Allí donde los ríos se arrojan al mar se forma una barra difícil de franquear y grandes remolinos coronados de espuma donde bailan los restos de los náufragos. Entre la noche que reinaba fuera y la lucecita de la lámpara los recuerdos fluían de la oscuridad, chocaban con la claridad y, ya sumergidos, ya a flote, mostraban sus vientres blancos y sus espaldas plateadas. Chloé se incorporó un poco.

– Ven, siéntate cerca de mí…

Colin se acercó a ella, se puso de través en la cama y la cabeza de Chloé reposó en el hueco de su brazo izquierdo.

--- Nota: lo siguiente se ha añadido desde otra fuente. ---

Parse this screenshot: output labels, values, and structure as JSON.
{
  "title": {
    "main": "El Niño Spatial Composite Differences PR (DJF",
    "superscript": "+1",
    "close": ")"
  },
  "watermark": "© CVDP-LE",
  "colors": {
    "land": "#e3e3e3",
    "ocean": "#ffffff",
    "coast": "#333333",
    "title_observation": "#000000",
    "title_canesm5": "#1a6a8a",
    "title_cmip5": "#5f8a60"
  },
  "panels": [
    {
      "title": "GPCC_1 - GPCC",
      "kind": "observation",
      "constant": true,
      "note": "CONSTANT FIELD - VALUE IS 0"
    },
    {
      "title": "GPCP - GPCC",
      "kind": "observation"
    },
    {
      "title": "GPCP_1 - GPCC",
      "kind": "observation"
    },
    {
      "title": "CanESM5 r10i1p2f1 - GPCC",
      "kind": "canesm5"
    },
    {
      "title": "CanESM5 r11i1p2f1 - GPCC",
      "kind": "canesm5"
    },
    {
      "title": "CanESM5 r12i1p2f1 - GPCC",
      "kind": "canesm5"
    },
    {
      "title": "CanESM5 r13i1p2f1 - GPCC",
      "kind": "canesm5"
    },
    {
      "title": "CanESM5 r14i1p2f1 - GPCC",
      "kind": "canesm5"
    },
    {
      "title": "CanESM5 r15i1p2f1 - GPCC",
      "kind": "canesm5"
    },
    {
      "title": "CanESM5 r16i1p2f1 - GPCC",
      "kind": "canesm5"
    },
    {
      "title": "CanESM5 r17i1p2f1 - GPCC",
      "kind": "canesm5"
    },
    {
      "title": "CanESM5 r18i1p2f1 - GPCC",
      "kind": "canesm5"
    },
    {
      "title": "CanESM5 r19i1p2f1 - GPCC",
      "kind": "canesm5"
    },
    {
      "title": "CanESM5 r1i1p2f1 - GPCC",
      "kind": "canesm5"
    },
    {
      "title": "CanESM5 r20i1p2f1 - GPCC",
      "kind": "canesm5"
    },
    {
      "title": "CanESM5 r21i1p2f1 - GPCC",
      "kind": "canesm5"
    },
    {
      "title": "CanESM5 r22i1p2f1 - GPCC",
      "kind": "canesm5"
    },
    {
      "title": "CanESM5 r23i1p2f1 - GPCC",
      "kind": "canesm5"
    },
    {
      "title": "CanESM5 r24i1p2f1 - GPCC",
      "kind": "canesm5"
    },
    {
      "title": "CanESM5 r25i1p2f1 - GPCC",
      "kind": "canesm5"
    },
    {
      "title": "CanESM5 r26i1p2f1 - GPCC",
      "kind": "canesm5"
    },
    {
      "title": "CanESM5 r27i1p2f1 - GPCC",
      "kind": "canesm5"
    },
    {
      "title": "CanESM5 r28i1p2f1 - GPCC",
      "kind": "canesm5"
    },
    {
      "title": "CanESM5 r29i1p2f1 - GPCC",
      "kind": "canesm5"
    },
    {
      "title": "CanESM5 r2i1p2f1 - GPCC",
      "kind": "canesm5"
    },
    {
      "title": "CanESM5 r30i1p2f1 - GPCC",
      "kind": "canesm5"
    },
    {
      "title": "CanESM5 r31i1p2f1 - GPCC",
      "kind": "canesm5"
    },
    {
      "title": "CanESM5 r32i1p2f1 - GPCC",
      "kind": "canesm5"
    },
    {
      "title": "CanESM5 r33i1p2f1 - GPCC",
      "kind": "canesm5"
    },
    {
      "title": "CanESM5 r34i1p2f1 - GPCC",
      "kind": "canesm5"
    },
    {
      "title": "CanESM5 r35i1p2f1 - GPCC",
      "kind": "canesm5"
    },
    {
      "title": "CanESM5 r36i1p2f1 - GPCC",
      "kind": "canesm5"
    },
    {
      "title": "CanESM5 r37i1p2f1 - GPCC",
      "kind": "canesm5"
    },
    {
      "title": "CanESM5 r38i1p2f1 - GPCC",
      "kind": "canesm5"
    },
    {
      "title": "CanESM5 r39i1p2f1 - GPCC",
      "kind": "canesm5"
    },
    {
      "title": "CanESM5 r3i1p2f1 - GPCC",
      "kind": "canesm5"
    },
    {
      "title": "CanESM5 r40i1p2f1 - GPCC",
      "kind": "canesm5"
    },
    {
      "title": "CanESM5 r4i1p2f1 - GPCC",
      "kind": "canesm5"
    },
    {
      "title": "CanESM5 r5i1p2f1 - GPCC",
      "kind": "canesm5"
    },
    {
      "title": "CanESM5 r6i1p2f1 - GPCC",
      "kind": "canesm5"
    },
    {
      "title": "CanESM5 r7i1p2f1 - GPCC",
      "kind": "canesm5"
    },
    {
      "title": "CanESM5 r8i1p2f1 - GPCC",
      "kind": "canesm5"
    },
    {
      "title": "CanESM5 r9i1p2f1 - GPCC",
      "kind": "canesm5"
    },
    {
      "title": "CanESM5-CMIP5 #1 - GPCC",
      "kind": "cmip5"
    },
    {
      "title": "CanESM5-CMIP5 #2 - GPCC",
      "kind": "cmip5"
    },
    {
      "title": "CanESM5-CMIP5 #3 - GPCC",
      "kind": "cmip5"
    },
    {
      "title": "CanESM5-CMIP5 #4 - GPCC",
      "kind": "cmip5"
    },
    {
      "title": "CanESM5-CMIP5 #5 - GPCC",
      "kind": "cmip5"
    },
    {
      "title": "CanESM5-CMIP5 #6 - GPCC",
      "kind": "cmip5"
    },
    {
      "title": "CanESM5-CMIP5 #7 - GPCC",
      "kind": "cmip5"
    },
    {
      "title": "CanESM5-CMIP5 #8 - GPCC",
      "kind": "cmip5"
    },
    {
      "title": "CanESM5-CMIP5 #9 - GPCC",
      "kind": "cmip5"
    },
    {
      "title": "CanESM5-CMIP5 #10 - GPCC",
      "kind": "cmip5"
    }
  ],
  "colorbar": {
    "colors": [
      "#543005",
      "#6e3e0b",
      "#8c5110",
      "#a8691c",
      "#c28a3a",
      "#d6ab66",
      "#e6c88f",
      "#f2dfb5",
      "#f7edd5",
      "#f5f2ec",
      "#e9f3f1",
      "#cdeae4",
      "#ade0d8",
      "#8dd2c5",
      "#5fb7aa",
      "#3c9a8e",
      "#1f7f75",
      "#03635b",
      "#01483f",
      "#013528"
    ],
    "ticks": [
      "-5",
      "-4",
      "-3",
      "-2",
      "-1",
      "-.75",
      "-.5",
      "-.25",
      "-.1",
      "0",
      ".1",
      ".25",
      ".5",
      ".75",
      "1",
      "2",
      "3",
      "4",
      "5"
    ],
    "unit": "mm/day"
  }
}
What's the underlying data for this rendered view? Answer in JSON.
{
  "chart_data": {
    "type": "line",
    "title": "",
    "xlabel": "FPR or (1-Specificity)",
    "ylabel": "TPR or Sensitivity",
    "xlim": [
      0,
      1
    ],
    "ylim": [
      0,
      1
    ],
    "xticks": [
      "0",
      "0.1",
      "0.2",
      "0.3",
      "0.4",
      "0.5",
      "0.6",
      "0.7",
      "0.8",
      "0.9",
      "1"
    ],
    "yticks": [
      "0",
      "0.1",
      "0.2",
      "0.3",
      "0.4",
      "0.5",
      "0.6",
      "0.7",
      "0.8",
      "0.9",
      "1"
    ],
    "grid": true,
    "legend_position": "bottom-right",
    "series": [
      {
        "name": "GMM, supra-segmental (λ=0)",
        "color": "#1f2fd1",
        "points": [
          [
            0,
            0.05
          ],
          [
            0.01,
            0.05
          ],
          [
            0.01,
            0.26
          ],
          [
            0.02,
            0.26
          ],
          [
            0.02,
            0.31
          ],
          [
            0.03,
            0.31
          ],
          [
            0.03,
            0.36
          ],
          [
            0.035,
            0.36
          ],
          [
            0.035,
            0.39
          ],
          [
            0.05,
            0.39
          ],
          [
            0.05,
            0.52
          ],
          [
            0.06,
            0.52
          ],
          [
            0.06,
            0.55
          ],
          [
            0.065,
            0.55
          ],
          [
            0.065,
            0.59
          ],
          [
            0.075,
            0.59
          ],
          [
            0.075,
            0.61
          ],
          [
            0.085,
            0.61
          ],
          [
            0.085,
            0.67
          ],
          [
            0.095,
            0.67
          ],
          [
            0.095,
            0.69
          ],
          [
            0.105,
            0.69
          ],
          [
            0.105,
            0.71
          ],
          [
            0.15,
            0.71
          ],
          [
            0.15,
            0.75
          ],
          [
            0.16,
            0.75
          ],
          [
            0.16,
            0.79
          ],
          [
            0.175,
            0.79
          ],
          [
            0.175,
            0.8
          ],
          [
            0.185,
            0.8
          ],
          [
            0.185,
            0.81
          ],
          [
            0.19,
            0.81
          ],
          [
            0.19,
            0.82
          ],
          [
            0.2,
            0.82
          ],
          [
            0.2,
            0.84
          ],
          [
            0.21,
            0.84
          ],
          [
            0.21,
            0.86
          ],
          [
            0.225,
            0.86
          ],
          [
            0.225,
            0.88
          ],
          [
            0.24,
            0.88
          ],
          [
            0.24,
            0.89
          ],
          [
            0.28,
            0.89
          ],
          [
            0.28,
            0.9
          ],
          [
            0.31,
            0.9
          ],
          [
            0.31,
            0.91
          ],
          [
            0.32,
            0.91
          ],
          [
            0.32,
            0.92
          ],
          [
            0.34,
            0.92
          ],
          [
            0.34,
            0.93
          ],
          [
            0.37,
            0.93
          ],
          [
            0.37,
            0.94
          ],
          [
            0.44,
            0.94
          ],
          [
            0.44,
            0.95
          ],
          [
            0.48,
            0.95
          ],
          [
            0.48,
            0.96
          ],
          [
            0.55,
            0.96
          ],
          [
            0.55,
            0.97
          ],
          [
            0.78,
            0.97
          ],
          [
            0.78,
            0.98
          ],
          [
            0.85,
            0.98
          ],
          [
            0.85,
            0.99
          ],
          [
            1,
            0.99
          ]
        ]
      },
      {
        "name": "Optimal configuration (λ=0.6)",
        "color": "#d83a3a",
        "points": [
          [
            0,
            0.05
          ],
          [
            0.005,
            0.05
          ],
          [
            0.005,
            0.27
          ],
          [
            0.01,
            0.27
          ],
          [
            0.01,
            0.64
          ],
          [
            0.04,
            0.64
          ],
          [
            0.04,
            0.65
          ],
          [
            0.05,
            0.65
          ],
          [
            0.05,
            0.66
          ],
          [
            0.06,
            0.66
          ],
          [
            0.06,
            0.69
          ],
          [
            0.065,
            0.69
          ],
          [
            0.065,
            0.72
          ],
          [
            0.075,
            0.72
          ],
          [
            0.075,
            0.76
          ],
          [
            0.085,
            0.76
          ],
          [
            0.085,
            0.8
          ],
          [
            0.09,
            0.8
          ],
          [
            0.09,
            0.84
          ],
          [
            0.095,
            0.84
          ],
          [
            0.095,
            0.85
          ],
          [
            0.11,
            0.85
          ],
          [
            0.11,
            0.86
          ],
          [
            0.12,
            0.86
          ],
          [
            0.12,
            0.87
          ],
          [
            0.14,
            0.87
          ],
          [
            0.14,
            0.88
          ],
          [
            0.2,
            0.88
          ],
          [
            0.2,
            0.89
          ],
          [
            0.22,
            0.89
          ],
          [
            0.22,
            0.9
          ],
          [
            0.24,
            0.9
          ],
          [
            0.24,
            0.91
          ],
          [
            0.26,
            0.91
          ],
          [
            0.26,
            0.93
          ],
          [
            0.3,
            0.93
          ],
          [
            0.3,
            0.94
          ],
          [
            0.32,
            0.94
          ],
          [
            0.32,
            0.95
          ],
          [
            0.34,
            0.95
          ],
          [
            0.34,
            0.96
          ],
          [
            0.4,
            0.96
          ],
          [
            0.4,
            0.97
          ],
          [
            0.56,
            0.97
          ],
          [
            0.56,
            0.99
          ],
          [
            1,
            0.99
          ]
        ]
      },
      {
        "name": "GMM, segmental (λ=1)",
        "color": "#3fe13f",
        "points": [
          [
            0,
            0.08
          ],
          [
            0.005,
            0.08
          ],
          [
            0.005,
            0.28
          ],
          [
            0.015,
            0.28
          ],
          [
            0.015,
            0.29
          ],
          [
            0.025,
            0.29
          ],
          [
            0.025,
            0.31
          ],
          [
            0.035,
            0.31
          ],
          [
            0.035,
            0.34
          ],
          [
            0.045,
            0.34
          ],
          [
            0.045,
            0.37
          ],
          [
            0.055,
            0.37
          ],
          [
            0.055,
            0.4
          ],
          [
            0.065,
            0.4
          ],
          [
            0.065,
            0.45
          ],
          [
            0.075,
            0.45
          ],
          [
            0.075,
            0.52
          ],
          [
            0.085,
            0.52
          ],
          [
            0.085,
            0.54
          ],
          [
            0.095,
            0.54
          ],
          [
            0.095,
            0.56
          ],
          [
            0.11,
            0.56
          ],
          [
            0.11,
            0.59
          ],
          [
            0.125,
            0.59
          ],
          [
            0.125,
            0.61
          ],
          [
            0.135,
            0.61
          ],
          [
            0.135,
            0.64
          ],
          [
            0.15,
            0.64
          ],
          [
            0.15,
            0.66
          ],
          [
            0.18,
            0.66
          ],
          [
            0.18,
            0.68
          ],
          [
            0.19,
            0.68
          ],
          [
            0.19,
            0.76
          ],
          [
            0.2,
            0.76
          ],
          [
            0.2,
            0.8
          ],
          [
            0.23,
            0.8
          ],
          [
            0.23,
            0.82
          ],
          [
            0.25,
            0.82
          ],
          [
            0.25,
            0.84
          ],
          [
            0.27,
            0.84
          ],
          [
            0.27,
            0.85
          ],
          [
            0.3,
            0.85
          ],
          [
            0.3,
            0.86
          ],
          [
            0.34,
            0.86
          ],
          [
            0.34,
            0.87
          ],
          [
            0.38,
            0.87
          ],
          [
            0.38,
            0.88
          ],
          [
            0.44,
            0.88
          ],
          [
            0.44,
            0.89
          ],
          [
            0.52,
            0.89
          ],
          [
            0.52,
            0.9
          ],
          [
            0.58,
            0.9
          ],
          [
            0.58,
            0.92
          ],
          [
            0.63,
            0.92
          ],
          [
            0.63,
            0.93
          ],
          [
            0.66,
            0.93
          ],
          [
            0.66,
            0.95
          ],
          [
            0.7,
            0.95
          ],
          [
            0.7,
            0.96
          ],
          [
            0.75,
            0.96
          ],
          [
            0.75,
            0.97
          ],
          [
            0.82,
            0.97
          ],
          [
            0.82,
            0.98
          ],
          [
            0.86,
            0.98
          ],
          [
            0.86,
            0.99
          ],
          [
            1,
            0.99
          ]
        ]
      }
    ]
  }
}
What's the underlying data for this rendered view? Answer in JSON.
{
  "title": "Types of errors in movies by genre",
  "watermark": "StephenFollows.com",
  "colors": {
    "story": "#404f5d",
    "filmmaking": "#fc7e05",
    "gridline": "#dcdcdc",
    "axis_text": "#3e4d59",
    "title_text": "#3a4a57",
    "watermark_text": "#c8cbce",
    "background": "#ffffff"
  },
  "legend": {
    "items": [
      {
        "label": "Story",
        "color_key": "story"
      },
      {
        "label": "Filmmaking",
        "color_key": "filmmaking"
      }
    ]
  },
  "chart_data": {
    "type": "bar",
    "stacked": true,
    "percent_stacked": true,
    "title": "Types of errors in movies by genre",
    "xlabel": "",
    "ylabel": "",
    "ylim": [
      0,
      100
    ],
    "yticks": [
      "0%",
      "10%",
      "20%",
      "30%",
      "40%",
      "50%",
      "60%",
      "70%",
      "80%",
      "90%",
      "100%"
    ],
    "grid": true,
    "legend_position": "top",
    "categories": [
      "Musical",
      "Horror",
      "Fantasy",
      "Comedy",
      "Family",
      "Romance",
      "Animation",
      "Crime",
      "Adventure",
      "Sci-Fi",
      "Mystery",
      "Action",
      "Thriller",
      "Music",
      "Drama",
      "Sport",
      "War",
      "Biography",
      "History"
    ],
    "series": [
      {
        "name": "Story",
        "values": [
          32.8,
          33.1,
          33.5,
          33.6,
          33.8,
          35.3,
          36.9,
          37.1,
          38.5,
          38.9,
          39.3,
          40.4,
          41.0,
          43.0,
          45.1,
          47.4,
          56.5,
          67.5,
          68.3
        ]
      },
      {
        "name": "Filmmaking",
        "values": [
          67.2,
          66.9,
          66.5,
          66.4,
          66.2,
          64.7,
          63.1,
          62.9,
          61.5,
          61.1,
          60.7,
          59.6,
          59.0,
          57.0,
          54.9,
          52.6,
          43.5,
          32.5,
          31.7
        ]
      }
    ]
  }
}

El encaje de su ligera camisa dibujaba sobre su piel dorada una caprichosa red, tiernamente henchida por el arranque de los senos. La mano de Chloé cogía el hombro de Colin.

– ¿No estás enfadado?…

– ¿Por qué iba a estado?

– Por tener una mujer tan tonta…

Colin besó el huequecito del hombro confiado.

– Tápate un poco el brazo, Chloé, cariño. Vas a coger frío.

– No tengo frío -dijo Chloé-. Anda, escucha el disco.

Había algo de etéreo en la manera de tocar de Johnny Hodges, algo inexplicable y perfectamente sensual. La sensualidad en estado puro, desprendida del cuerpo.

Las esquinas de la habitación se modificaban, redondeándose, como efecto de la música. Ahora, Colin y Chloé reposaban en el centro de una esfera.

– ¿Qué era? -preguntó Chloé.

– Era The Mood fo be Wooed -dijo Colin.